For the IIR filter difference equation with the specified coefficients determine the transfer function H[Z] and its poles and zeros. Indicate locations of poles and zeros on the Z-plane and determine if the filter is stable. Show all your work
b0 = 0.0168;
b1 = 0.0336;
b2 = 0.0168;
a1 = –1.6000;
a2 = 0.6683;
First, we need to determine the transfer function H(z). For the given IIR filter with difference equation:
y[n] = b0 * x[n] + b1 * x[n-1] + b2 * x[n-2] - a1 * y[n-1] - a2 * y[n-2]
The transfer function H(z) can be determined as follows:
H[z] = Y[z]/X[z] = (b0 + b1 * z^(-1) + b2 * z^(-2))/(1 + a1 * z^(-1) + a2 * z^(-2))
Plugging in the coefficients, we get:
H[z] = (0.0168 + 0.0336 * z^(-1) + 0.0168 * z^(-2))/(1 - 1.6000 * z^(-1) + 0.6683 * z^(-2))
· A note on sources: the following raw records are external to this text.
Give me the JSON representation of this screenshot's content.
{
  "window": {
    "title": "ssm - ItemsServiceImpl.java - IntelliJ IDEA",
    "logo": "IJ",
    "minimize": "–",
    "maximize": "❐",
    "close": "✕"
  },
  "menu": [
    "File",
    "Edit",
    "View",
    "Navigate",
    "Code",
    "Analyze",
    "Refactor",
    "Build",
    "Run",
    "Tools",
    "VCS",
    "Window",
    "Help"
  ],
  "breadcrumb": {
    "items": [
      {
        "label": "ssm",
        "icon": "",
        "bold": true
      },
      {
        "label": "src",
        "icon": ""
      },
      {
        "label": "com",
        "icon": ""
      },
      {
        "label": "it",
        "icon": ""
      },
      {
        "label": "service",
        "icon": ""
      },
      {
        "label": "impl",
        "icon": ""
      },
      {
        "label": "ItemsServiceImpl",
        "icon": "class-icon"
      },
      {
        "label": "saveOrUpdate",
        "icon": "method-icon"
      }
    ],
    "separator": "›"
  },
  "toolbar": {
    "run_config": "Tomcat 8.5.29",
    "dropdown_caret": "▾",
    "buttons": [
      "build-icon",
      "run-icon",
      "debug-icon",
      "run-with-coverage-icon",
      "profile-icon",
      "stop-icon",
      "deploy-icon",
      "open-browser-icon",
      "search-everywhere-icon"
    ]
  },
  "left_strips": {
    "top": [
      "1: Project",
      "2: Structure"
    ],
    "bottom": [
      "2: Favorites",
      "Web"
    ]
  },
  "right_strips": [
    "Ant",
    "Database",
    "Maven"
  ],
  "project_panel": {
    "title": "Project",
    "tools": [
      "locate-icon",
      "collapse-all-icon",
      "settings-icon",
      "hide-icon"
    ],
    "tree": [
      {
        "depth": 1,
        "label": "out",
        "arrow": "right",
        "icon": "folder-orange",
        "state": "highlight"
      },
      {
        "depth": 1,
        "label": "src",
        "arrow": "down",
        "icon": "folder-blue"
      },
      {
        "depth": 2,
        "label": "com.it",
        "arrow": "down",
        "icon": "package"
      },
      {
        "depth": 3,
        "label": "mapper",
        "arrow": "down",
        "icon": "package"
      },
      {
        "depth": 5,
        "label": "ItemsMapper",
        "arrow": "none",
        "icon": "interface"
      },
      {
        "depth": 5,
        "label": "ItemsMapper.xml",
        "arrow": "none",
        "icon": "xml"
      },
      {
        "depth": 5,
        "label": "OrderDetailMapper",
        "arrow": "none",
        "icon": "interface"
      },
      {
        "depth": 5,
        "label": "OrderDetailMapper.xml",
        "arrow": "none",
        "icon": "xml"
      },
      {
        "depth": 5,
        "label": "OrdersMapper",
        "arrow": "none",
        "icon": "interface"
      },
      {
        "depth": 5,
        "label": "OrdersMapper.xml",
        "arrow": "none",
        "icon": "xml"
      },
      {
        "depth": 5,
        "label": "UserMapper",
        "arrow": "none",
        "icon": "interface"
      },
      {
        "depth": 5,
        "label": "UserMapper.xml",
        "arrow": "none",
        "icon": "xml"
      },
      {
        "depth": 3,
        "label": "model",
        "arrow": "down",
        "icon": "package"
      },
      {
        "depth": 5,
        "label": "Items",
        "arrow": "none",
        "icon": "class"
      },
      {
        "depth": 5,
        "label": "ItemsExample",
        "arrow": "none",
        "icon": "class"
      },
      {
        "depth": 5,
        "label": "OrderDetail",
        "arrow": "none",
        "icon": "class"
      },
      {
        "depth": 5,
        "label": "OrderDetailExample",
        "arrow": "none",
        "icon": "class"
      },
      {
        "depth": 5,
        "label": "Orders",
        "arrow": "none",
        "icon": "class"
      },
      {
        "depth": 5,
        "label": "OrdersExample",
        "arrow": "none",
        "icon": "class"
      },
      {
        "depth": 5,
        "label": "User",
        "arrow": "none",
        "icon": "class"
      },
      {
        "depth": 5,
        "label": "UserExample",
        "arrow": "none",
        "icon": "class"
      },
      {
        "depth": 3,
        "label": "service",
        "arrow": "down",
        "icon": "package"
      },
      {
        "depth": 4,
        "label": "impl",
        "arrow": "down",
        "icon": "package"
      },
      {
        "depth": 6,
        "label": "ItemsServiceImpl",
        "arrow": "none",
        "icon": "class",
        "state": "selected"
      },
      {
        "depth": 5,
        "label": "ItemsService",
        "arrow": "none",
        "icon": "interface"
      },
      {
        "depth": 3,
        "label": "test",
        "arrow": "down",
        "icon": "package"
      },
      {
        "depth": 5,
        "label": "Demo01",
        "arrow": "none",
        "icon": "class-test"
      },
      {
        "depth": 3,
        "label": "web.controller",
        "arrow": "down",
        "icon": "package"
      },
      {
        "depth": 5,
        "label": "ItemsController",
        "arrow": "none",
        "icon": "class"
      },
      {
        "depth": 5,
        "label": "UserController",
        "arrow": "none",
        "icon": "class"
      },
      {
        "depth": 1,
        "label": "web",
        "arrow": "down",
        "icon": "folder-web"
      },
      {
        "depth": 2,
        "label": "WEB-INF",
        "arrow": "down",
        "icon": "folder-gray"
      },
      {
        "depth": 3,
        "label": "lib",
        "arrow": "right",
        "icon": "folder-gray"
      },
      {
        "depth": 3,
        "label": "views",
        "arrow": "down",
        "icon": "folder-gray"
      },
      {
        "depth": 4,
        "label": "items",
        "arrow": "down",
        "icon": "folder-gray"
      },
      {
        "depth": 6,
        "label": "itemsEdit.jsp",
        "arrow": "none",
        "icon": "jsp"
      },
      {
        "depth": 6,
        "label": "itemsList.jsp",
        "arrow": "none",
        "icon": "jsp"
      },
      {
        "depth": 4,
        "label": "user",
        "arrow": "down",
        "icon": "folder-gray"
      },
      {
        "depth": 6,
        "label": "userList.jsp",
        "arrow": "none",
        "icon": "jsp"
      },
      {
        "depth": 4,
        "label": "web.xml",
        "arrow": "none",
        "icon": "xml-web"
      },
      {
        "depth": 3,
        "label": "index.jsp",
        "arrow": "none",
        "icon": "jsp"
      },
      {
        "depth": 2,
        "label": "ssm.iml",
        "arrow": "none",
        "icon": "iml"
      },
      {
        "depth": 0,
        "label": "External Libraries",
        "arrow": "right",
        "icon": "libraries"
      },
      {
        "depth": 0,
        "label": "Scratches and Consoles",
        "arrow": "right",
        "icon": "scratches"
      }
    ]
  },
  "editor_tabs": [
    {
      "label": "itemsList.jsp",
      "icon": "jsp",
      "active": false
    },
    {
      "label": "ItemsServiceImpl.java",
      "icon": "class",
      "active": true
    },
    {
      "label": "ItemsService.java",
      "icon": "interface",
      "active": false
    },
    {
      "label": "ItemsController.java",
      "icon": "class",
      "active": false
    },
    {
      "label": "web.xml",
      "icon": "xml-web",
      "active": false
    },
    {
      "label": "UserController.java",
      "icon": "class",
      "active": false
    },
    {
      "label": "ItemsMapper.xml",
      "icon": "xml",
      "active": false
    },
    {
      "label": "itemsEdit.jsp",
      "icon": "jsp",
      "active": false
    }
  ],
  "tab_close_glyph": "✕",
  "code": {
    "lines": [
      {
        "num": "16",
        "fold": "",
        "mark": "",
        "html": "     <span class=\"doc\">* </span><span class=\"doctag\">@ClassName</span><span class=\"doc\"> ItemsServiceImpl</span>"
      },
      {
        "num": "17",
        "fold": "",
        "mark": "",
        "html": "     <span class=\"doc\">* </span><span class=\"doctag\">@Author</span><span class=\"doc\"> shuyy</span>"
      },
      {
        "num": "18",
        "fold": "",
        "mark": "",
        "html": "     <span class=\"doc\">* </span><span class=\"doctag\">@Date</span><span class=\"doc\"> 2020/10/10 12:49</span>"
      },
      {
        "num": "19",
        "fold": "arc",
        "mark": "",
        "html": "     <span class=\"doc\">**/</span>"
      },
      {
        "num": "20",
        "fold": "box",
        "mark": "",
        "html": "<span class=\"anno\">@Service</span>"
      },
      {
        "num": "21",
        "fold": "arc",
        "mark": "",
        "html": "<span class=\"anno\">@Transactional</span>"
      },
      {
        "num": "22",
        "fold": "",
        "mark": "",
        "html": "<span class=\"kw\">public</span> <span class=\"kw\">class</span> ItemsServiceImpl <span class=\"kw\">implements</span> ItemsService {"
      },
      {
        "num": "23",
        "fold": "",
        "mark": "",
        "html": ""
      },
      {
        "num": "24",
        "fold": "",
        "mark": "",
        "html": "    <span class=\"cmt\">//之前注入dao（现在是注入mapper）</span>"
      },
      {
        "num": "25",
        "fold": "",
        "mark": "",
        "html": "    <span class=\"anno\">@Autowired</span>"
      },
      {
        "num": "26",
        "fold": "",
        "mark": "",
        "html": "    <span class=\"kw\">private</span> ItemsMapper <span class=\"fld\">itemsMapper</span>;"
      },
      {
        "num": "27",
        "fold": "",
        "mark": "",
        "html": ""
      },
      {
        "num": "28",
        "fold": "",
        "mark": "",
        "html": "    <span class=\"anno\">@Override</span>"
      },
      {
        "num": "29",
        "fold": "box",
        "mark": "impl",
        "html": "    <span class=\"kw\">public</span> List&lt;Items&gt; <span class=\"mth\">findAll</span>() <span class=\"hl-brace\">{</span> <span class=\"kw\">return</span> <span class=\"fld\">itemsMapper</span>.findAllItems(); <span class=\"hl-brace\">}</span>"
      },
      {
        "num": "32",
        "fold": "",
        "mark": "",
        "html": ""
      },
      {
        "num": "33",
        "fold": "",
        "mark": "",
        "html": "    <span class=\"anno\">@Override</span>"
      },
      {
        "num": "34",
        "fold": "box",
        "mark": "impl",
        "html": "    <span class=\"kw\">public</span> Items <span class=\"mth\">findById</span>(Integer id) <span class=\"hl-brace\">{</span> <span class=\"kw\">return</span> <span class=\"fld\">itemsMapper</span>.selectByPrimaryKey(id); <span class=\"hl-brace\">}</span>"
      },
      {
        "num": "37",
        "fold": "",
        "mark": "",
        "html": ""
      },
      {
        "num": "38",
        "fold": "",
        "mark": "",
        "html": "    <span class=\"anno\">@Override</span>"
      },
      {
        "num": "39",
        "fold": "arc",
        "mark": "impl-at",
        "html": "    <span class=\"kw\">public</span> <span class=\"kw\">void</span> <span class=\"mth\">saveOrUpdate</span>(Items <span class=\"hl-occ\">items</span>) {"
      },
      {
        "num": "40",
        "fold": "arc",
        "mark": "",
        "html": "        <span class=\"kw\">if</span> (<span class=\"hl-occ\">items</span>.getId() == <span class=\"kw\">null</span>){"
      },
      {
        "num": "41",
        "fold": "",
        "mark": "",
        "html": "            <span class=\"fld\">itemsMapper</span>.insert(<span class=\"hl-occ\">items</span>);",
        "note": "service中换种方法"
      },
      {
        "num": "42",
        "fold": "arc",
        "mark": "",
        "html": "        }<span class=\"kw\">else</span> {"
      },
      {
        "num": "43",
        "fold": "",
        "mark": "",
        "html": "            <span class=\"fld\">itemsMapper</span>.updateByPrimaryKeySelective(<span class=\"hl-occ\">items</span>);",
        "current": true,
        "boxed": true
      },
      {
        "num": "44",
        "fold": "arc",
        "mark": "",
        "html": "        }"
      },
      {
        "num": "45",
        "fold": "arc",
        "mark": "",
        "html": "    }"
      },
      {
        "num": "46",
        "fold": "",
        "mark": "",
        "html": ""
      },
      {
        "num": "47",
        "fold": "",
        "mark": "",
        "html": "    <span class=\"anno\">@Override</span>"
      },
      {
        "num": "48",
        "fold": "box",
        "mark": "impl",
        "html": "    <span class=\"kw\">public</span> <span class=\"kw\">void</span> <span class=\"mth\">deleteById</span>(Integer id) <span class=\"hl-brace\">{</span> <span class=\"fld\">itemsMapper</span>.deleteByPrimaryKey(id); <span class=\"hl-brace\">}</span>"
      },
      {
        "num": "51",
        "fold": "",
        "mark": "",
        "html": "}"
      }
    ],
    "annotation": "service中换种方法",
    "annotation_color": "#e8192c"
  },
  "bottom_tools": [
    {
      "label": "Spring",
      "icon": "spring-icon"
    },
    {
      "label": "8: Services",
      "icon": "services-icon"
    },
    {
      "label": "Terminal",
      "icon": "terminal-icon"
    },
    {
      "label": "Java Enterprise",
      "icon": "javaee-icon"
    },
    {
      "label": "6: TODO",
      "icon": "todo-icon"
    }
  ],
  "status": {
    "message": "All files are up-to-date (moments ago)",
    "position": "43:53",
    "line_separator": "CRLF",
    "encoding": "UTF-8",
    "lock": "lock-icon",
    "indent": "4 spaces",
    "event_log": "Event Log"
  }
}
We'll now find the zeros and poles of this transfer function.
Zeros are the values of z that make the numerator of the transfer function equal to zero:
0.0168 + 0.0336 * z^(-1) + 0.0168 * z^(-2) = 0
To solve this equation, first multiply through by z^2:
0.0168 * z^2 + 0.0336 * z + 0.0168 = 0
We can find the zeros:
z1, z2 = (-0.0336 ± √(0.0336^2 - 4 * 0.0168 * 0.0168))/(2 * 0.0168)
z1 = 0.5
z2 = 2
The zeros are located at z = 0.5 and z = 2 in the Z-plane.
Now, we'll find the poles of the transfer function. Poles are the values of z that make the denominator of the transfer function equal to zero:
1 - 1.6000 * z^(-1) + 0.6683 * z^(-2) = 0
To solve this equation, first multiply through by z^2:
z^2 - 1.6000 * z + 0.6683 = 0
We can find the poles:
p1, p2 = (1.6000 ± √(1.6000^2 - 4 * 0.6683))/(2)
p1 = 0.8358
p2 = 0.7642
The poles are located at p1 = 0.8358 and p2 = 0.7642 in the Z-plane.
Since both poles are inside the unit circle (|p1| < 1 and |p2| < 1), the filter is considered stable.